Jorge Mario is a professional with more than 17 years of experience in information technology, information security strategy, information security frameworks, vulnerability assessment, application and network penetration testing (OSSTMM & OWASP), information security awareness programs, consultancy, leader of several regional and global projects.

Jorge Mario has sought to strengthen his Information Security knowledge with certifications such as C|CISO, CISSP, CISA, CISM, CPTE CSWAE, Lead Auditor ISO 27001 & 22301, Cobit 5, ITIL v2011. As well as his executive knowledge by studying Masters degrees in Leadership, Business Administration, Project Management, Talent Management, and a PhD in Human Dynamics and Mental Health.

Aware that the most important Factor in information security is the Human Factor, he has introduced strategies such as Gamification in his information security awareness programs.

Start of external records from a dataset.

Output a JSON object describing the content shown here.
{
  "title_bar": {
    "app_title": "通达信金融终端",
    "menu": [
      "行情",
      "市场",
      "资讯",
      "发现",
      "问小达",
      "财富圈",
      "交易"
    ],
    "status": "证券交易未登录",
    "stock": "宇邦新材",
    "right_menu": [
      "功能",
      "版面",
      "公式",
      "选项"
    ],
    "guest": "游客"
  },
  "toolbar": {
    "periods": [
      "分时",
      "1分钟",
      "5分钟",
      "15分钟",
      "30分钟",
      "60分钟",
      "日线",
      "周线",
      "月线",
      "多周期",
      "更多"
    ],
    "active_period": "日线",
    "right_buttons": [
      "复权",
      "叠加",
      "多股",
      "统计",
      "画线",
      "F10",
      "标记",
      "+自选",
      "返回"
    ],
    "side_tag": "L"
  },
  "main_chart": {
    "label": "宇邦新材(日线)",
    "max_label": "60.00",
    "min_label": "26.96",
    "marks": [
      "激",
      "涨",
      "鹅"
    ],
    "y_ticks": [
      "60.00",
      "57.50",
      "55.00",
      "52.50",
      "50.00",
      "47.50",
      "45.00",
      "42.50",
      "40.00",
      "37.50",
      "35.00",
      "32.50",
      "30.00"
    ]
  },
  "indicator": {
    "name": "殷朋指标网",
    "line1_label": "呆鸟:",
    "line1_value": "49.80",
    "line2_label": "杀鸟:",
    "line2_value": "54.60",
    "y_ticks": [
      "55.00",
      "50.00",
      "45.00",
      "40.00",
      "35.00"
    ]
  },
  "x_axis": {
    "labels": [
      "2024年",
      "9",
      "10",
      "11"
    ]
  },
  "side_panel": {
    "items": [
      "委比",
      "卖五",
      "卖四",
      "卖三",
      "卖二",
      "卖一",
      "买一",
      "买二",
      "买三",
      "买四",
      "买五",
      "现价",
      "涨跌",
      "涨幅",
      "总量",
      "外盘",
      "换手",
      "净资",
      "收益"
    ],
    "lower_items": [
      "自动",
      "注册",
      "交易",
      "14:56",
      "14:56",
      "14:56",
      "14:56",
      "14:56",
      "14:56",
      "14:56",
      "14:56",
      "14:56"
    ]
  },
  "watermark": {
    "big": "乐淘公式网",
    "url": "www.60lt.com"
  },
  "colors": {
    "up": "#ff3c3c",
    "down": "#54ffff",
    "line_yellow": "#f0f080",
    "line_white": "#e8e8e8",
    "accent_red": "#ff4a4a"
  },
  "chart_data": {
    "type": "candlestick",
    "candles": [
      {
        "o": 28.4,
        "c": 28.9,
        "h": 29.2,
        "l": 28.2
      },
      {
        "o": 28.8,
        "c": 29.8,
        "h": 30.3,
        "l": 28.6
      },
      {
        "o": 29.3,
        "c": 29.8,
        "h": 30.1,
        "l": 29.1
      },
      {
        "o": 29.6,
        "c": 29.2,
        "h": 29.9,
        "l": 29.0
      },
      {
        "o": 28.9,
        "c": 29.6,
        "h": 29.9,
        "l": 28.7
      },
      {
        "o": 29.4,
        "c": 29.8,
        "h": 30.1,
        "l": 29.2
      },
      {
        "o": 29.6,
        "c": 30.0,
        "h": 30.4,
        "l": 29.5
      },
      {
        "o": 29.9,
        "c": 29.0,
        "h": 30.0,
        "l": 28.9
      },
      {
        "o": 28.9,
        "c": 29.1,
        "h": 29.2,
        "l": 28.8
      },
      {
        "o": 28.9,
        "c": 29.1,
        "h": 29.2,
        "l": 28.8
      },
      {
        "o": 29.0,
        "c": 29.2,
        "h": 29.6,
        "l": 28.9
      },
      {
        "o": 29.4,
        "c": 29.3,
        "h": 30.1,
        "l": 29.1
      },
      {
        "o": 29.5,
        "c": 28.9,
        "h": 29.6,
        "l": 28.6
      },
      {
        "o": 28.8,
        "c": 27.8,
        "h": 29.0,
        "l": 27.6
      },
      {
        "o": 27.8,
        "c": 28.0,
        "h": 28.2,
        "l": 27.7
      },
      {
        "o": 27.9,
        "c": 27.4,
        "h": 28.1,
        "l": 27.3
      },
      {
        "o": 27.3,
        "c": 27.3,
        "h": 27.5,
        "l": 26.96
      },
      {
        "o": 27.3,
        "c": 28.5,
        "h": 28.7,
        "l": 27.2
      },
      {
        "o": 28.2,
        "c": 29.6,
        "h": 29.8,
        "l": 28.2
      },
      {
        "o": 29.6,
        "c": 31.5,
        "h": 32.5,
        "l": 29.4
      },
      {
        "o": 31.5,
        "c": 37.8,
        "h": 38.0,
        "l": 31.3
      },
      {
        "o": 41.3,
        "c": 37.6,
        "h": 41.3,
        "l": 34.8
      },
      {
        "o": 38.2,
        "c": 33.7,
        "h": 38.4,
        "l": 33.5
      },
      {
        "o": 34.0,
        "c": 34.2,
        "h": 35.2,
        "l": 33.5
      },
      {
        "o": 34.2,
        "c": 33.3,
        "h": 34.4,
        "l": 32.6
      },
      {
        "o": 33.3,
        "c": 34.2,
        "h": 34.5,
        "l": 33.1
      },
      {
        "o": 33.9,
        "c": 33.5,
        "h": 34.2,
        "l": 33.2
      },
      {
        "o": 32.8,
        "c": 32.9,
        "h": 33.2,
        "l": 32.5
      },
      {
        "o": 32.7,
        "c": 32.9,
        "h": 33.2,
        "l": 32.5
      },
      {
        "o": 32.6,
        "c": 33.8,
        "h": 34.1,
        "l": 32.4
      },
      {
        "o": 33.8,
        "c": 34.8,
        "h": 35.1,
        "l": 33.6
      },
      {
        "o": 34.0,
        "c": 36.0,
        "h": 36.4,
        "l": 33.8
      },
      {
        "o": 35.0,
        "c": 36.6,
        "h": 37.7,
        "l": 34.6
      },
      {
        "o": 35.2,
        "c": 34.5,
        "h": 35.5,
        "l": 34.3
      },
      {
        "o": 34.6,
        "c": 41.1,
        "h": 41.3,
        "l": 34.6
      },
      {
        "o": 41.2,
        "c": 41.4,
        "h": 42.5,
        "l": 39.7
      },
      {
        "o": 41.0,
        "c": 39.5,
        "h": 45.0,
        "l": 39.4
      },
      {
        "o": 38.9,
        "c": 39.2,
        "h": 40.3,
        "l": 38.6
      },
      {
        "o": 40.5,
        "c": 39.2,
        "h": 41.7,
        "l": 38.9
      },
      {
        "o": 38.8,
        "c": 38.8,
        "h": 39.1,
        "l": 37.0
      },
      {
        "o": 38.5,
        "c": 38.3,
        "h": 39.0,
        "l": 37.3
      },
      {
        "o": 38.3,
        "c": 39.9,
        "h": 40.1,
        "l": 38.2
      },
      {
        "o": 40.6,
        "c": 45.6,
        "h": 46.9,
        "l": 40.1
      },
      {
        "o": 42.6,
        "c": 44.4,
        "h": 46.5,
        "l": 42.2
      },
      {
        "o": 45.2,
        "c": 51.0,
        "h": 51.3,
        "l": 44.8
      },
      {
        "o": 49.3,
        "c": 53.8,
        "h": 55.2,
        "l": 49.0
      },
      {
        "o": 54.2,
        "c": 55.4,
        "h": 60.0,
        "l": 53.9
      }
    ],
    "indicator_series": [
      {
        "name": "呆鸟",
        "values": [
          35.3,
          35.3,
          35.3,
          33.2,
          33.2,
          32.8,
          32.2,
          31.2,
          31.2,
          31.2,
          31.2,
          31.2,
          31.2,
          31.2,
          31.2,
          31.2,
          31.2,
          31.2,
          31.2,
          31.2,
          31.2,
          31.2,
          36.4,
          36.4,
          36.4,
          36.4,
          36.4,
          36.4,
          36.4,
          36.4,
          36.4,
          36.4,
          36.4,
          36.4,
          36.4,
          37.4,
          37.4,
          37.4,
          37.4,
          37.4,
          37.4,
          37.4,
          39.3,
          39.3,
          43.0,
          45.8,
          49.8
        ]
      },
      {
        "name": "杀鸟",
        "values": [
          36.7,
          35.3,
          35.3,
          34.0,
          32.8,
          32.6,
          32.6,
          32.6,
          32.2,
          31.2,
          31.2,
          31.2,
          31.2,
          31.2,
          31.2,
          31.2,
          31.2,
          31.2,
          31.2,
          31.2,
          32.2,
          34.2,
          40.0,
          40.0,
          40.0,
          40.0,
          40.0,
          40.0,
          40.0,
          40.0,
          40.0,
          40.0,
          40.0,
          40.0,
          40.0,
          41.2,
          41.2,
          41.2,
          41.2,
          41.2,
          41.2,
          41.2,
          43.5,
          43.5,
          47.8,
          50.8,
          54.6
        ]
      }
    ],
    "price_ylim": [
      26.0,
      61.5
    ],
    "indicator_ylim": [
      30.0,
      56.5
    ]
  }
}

Hemant is an Information Security & Risk Management Professional offering 11 years of strong, decisive executive leadership in well-known organizations. He is a continuous learner with a passion for innovation in security risk management to drive bottom-line business contributions (optimizes security investments, avoid losses from security incidents, improve customer retention, enhance business decision-making, reduce corporate liability). At his current role, he is cultivating and leading a highly technical team, incorporating analytical, operational, research & development and vulnerability assessment skills in Information Security Risk management field within the organization. He is an active cyber security evangelist and speaker in various national and International forums. He has executed end-to-end implementation of ISO 27001, PCIDSS & ISO 20000 based projects with various clients in EMEA & APAC. His core competencies encompass information technology/information security strategy, policy and governance, security architecture, risk management, data privacy, vulnerability assessment, penetration testing and application security, ISO implementations and cyber security awareness trainings. Specially Hemant is passionate about cyber security awareness; he conducts awareness sessions for Senior Management, Board of directors, Students at colleges and for corporate employees. He has won various security awards for his overall contribution in Information Risk Management field.

Mr. John Young, an IT Leader with over 20 years’ experience managing teams in the public and private sectors of which two were BAFTA Award winners. Working under the parent company Novamedia, for our charity lottery based in the UK. Novamedia is the world’s third largest contributor to charities.